O presidente dos Correios tentou justificar que não cabe à estatal questionar as decisões da Agência de Aviação Civil.
— Estaria me metendo em outra área — disse David de Matos.
O ministro das Comunicações, José Artur Filardi, disse ontem que considera satisfatórias as justificativas de Matos, mas que conversará com ele sobre o caso.
Matos nega pressão para deixar o cargo
O presidente dos Correios contestou outra acusação — esta publicada pelo “Estado de S. Paulo” no último domingo — de que teria aprovado contrato superfaturado em R$ 2,8 milhões para favorecer a empresa Total Linhas Aéreas no transporte de cargas. Consultoria contratada pela estatal fixou em pregão eletrônico o preço do serviço em até R$ 41,5 milhões, mas a empresa conseguiu fechar o contrato por R$ 44,3 milhões, 6,75% mais do que o teto. Contudo, segundo o presidente dos Correios, o valor é 8% menor do que o preço médio praticado no mercado, conforme consulta feita pela estatal.

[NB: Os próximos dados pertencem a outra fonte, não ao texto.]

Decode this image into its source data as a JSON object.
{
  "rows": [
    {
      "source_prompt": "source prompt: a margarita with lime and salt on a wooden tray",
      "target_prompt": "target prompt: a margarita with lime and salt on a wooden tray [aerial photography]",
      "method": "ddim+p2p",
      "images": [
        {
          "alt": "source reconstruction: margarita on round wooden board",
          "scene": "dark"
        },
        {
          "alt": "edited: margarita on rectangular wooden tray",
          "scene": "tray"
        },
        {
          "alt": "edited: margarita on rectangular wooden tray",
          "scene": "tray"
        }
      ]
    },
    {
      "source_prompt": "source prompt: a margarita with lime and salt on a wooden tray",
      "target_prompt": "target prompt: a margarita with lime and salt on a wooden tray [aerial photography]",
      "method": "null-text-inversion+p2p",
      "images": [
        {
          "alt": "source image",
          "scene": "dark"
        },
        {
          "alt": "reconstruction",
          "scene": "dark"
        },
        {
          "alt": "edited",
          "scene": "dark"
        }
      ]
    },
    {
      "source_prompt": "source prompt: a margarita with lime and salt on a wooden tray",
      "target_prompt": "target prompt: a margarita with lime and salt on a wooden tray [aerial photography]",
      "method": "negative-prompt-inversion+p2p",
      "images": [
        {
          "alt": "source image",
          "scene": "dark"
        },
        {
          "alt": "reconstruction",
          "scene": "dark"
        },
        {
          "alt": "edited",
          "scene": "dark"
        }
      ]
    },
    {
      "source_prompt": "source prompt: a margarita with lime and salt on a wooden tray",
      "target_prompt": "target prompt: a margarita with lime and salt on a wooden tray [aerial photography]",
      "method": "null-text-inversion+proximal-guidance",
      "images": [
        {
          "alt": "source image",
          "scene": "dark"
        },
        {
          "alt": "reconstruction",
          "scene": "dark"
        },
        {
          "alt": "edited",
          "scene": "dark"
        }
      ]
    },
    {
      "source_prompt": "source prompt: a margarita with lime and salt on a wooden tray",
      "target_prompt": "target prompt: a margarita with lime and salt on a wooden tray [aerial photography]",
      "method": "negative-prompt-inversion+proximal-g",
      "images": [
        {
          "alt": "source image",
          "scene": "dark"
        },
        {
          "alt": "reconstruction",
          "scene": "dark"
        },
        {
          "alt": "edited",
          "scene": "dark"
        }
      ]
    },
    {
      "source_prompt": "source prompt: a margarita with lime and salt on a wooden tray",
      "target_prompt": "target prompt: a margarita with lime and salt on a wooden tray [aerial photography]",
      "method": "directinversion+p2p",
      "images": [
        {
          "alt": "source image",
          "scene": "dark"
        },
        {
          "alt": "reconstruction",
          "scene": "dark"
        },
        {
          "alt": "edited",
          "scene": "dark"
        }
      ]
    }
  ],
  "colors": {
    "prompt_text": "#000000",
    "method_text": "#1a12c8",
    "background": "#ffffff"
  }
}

— A área técnica (dos Correios) analisou o valor e o considerou razoável. Não há como fazer qualquer alegação sobre superfaturamento — assegurou David de Matos, acrescentando que a decisão está sustentada por parecer do Tribunal de Contas da União (TCU) e que, em pregões eletrônicos, não há vedação para que o valor do contrato supere o estipulado previamente.
Matos, que é o último indicado por Erenice Guerra ainda no governo, negou que esteja sofrendo pressão para se afastar do cargo e disse que permanecerá se o Palácio do Planalto concordar: — Enquanto o presidente Lula demonstrar confiança em mim, vou ficar, porque acho que tenho ainda a ajudar os Correios. O Globo
OS MALES DO CORREIO - Opinião Folha de São Paulo
Antes símbolo de eficiência, a Empresa Brasileira de Correios e Telégrafos passou a reproduzir nos últimos anos, de alto a baixo, o que há de pior na administração pública do país.
Loteada, a estatal teve seus principais cargos usados pelo governo Lula como moeda política. É de perguntar o quê -ou quanto- teriam a ganhar diferentes grupos partidários na empresa, dada a ferocidade das disputas internas.
Foi desse embate que eclodiu o escândalo do mensalão. Também as denúncias que derrubaram a ex-ministra Erenice Guerra se seguiram à intervenção direta da Casa Civil, com o objetivo de reduzir o poder do PMDB, na empresa.
Os problemas se estendem às agências de atendimento. Unidades franqueadas à iniciativa privada foram distribuídas nos anos 1990 sem licitação, dando margem a nomeações políticas.
Em 2009, a Justiça finalmente determinou que esses contratos fossem encerrados até novembro deste ano, e que novo processo licitatório fosse realizado. A um mês do fim do prazo, continua pendente a situação da maioria das 1.500 agências franqueadas.
Para evitar um "apagão" postal, o governo decide, agora, providenciar um remendo: prorrogar os contratos por sete meses. A melhor saída para a empresa seria obrigá-la a enfrentar um mercado competitivo, flexibilizando o seu monopólio sobre os serviços postais essenciais. Tal medida parece hoje impossível, no entanto, como se pode constatar pela mistificação promovida na campanha eleitoral contra a benéfica privatização de setores ineficazes da economia brasileira.